As a person who believes
veritas vos liberatit (the truth shall set you free), I spend my life trying to live the truth and convince others to live it. I am convinced that the Bible is God's Word, that it is truth, and that we can know and follow God by following the teachings in the Bible. The world I live in does not believe that, so my life is lived like a tree trying to grow against the wind. That is what the trees in west Texas do. The prevailing southwest wind blows the trees so that they grow toward the northeast. They should not. They should grow more to the south, because there is more light to the south.

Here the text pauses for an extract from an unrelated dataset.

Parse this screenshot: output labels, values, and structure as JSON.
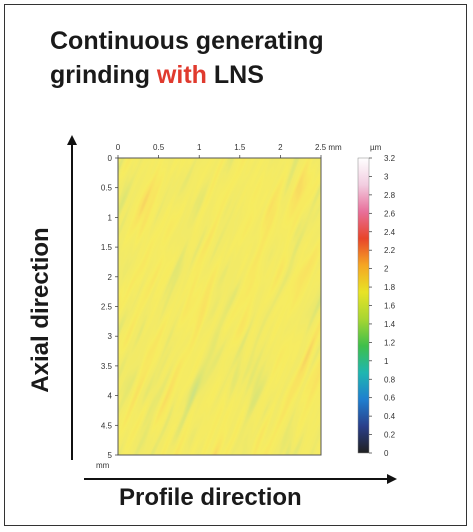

I find that some who believe that the truth will set you free are shaped, not by the prevailing winds of culture, but by the battle they fight with the truth. Archeological examination of the remains of English bowmen reveals that their bodies were misshapen. Their shoulders were crooked, the bones in their arms unequally thickened because they spent their lives bending the powerful bows that drove their arrows. They were bent by the fight, and bent by the enemy. Sometimes our love of the truth bends us so that we forget that we were made to grow toward the Light . . . not toward the battle.
Our first calling is not to be warriors, but children. While violent men take the kingdom by force, heaven is populated by children, not warriors. Those who are tossed by every wind of doctrine, who are more at ease with their culture than with God's truth have another problem. Those who believe that the truth will set you free must not be imprisoned by their battle for the truth. We must remember that the battle is the Lord's and that we are His children. While our culture seems determined to doubt the absolute truths of God, we who believe in them must remain in them by remaining in Christ. Abiding in the truth will shape us. Sometimes fighting for it will mishape us.